Po drugie, to jak się wrzuca Sabrinę, a wierzę, że dla męskiej części imprezy, jej niezaprzeczalne i wyraźnie widoczne atuty, nie są bez znaczenia, to Jennifer należy docenić. No.
I znowu, nie rozpoczynamy głębokiej rozmowy o aktorstwie, umiejętnościach i cudownych filmach. To robimy na pseudoimprezach, które nie są szaleństwem ciała unoszonego rytmem, a są pogawędkami.
Po trzecie, w odniesieniu do tych muskularnych. Stuknij się Bliźniaku, co? Byle mocno. Na imprezie, jaką jest życie, rozbudowana tkanka mięśniowa coś może i załatwia, ale niewiele. Bardzo niewiele.

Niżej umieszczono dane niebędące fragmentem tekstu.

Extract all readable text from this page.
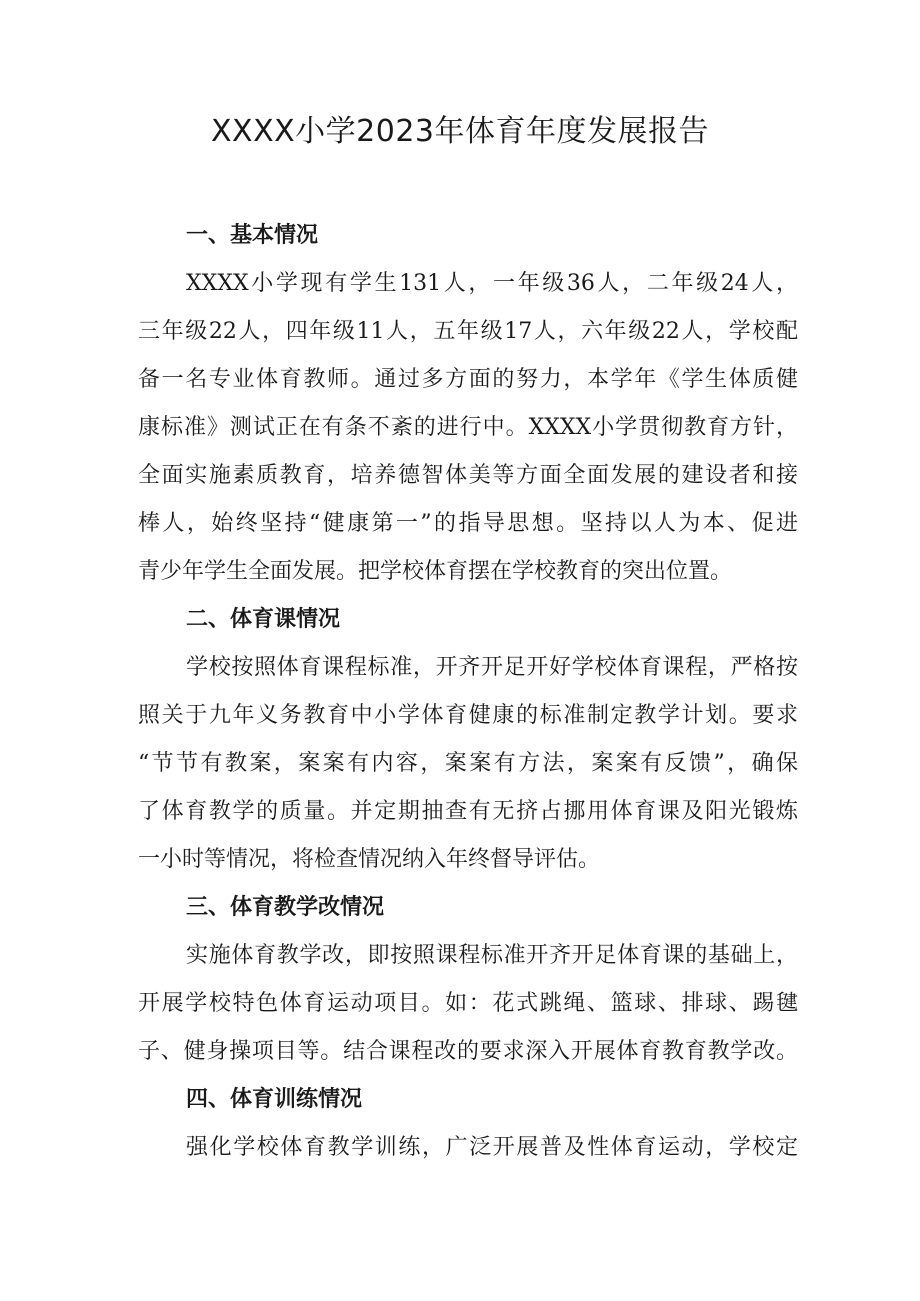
XXXX小学2023年体育年度发展报告
一、基本情况

XXXX小学现有学生131人，一年级36人，二年级24人，

三年级22人，四年级11人，五年级17人，六年级22人，学校配

备一名专业体育教师。通过多方面的努力，本学年《学生体质健

康标准》测试正在有条不紊的进行中。XXXX小学贯彻教育方针，

全面实施素质教育，培养德智体美等方面全面发展的建设者和接

棒人，始终坚持“健康第一”的指导思想。坚持以人为本、促进

青少年学生全面发展。把学校体育摆在学校教育的突出位置。

二、体育课情况

学校按照体育课程标准，开齐开足开好学校体育课程，严格按

照关于九年义务教育中小学体育健康的标准制定教学计划。要求

“节节有教案，案案有内容，案案有方法，案案有反馈”，确保

了体育教学的质量。并定期抽查有无挤占挪用体育课及阳光锻炼

一小时等情况，将检查情况纳入年终督导评估。

三、体育教学改情况

实施体育教学改，即按照课程标准开齐开足体育课的基础上，

开展学校特色体育运动项目。如：花式跳绳、篮球、排球、踢毽

子、健身操项目等。结合课程改的要求深入开展体育教育教学改。

四、体育训练情况

强化学校体育教学训练，广泛开展普及性体育运动，学校定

A teraz sobie wyobraź, że na chwilkę wyszliśmy z tanecznej imprezy… tak na chwilkę... Bo ja Ci powiem tak, wobec diagnozy jaką postawiła niejaka Venissa Kownackiemu, gw1990 to pikuś. Żaden pan pikuś. Pikuś i tyle.

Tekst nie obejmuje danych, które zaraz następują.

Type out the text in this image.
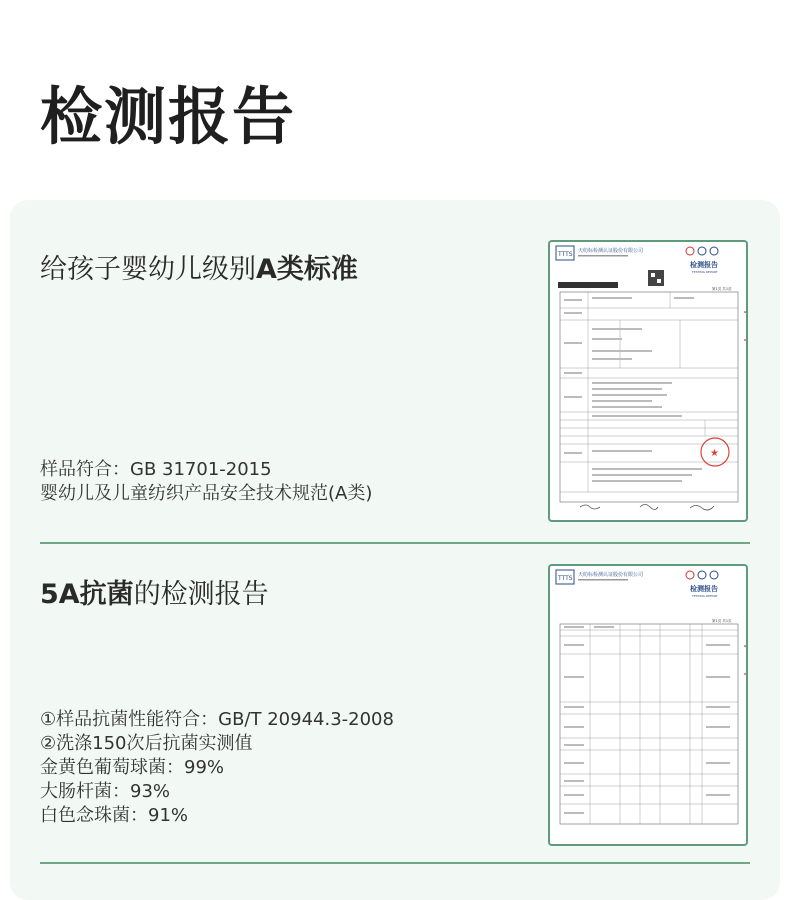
检测报告
给孩子婴幼儿级别A类标准
样品符合：GB 31701-2015
婴幼儿及儿童纺织产品安全技术规范(A类)
TTTS 天纺标检测认证股份有限公司
检测报告
TESTING REPORT
第1页 共1页
★
5A抗菌的检测报告
①样品抗菌性能符合：GB/T 20944.3-2008
②洗涤150次后抗菌实测值
金黄色葡萄球菌：99%
大肠杆菌：93%
白色念珠菌：91%
TTTS 天纺标检测认证股份有限公司
检测报告
TESTING REPORT
第1页 共1页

Już normalnie miałam napisać tekst o granicach i nadużyciu, o etyce zawodowej nawet (ha!), ale ostatkiem sił się powstrzymałam.
Wracajmy na imprezę.
Czekam na drugą część.
:)
Gretchen -- 26.07.2009 - 22:35Gre, no widzisz,
ja intelektualizowania ni pozycji takiego pobłazliwego i zdystansowanego obserwatora nie umiem się pozbyc nawet na imprezie czy na koncercie.
Przekleństwo to jest w jakiś sposób:(
Jedynie przy dobrej książce czy filmie mogę się od myślenia i analizowania wyzwolić.
Oki, juz nie będę intelektualizował i o filmach gadał:)
A Jenifer no doceniam, co by nie.
A szkoda że tego tekstu nie napisałaś.
Może by Venissa się na TXT zalogowała?
Z wrażenia bym chyba się upił:)
Aczkolwiek ostatnio TXT przyciąga rózne dziwne osoby, które się przedstawiają jako kolejni starzy znajomi i wujków dobra rada zgrywają i troską o TXT się unoszą, wiec w sumie i Venissę powitamy chlebem i solą:)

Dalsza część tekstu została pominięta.